The European Court will be asked if the UK can unilaterally revoke its Article 50 request to leave the European Union, following a “bombshell” ruling from Scotland’s highest court. In what campaigners described as a “case that could decide the fate of the nation”, the Court of Session in Edinburgh announced it would refer the question on to the Court of Justice of the EU (CJEU).
As a result of the “urgency of the issue”, with the UK due to leave the EU on March 29 2019, it said the request was being expedited procedure. The decision from Lord Carloway, Scotland’s most senior judge and Lord President of the Court of Session, overturns a ruling in June when it was said the question being asked was “hypothetical” and the conditions for a reference had not been met.
But Lord Carloway said it was “clear” MPs at Westminster would be required to vote on any Brexit deal agreed by the EU and the UK Government.
He stated: “It seems neither academic nor premature to ask whether it is legally competent to revoke the notification and thus to remain in the EU. The matter is uncertain in that it is the subject of a dispute; as this litigation perhaps demonstrates.
“The answer will have the effect of clarifying the options open to MPs in the lead up to what is now an inevitable vote.”
The case has been brought by a cross party group of politicians: Labour MEPs Catherine Stihler and David Martin, Joanna Cherry MP and Alyn Smith MSP of the SNP and Green MSPs Andy Wightman and Ross Greer, together with lawyer Jolyon Maugham QC, the director of the Good Law Project.
Lawyers at Balfour+Manson acted for the petitioners, with executive chairman Elaine Motion stating: “This is the most significant legal development in the Brexit process since the High Court ruled that Parliament had to legislate before the Government could invoke Article 50.
“This latest decision means the UK Parliament will get clear guidance from the European Court of Justice about the precise powers open to it when it is asked to vote on the Brexit deal.
“The decision will also provide helpful guidance to the European Parliament and to the devolved governments of the UK.”
Mr Maugham described the ruling from the Court of Session as an “absolute bombshell of a judgment for the Government”. He added: “It is no exaggeration to say this is a case that could decide the fate of the nation.
“It’s not too late to wake up from the nightmare that is this Government’s Brexit. Today is a vital step in proving we can remain in the EU with all of our opt outs and rebates.
“There are precedents for very speedy decisions and – my sources at the Court of Justice say – we should have its decision before Christmas.”
In his judgment, Lord Carloway was clear the CJEU would not be advising Parliament on “what it must or ought to do”. Instead he said it would be “merely declaring the law as part of its central function”, adding that “how Parliament chooses to react to that declarator is entirely a matter for that institution”.

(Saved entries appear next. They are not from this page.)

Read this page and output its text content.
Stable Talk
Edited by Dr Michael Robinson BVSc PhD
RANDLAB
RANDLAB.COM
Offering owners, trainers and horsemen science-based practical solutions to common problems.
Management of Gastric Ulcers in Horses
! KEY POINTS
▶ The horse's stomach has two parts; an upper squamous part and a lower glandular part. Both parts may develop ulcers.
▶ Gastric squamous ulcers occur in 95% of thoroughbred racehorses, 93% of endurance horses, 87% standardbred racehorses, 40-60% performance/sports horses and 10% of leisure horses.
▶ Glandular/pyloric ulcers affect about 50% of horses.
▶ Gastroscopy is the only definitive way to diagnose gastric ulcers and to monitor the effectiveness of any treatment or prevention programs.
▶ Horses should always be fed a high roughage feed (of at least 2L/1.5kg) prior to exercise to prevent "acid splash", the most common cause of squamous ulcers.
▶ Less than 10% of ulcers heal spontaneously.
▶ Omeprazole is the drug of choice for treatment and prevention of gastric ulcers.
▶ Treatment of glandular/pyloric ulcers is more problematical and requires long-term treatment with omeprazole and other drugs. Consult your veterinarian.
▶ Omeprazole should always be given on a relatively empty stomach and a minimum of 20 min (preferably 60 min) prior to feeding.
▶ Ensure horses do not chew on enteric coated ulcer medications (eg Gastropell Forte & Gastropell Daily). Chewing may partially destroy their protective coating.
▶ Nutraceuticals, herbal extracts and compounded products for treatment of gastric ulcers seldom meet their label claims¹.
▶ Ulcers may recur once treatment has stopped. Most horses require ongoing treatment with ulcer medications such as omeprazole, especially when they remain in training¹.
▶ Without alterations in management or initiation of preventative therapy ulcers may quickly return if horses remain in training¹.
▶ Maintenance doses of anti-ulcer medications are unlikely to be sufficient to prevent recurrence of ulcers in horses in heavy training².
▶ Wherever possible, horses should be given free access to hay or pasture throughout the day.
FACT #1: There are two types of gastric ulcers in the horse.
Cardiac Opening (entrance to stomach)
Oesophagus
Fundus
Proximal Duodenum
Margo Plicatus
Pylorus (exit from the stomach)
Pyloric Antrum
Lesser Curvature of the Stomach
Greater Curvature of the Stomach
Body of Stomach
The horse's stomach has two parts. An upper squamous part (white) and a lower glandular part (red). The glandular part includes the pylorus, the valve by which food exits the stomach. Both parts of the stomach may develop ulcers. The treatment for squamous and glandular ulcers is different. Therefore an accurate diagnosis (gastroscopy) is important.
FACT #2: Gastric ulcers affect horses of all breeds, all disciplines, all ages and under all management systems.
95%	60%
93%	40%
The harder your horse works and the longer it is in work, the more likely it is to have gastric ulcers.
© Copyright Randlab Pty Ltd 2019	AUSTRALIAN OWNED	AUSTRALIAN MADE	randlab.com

Afterwards Mr Wightman said he was “delighted that Inner House has upheld our appeal & agreed to refer question of unilateral revocability if Article 50 to the CJEU”.
Mr Smith hailed the decision as “big news” as he tweeted: “Scotland’s Court of Session has agreed to refer our case to the European Court of Justice in Luxembourg for a ruling on how to revoke Article 50. Brexit is not inevitable, there is still time to change course.”
A Government spokesman said: “We are disappointed by the decision of the Court. We are giving it careful consideration. “But as the Government has repeatedly said, we are committed to implementing the result of the referendum and will not be revoking Article 50.”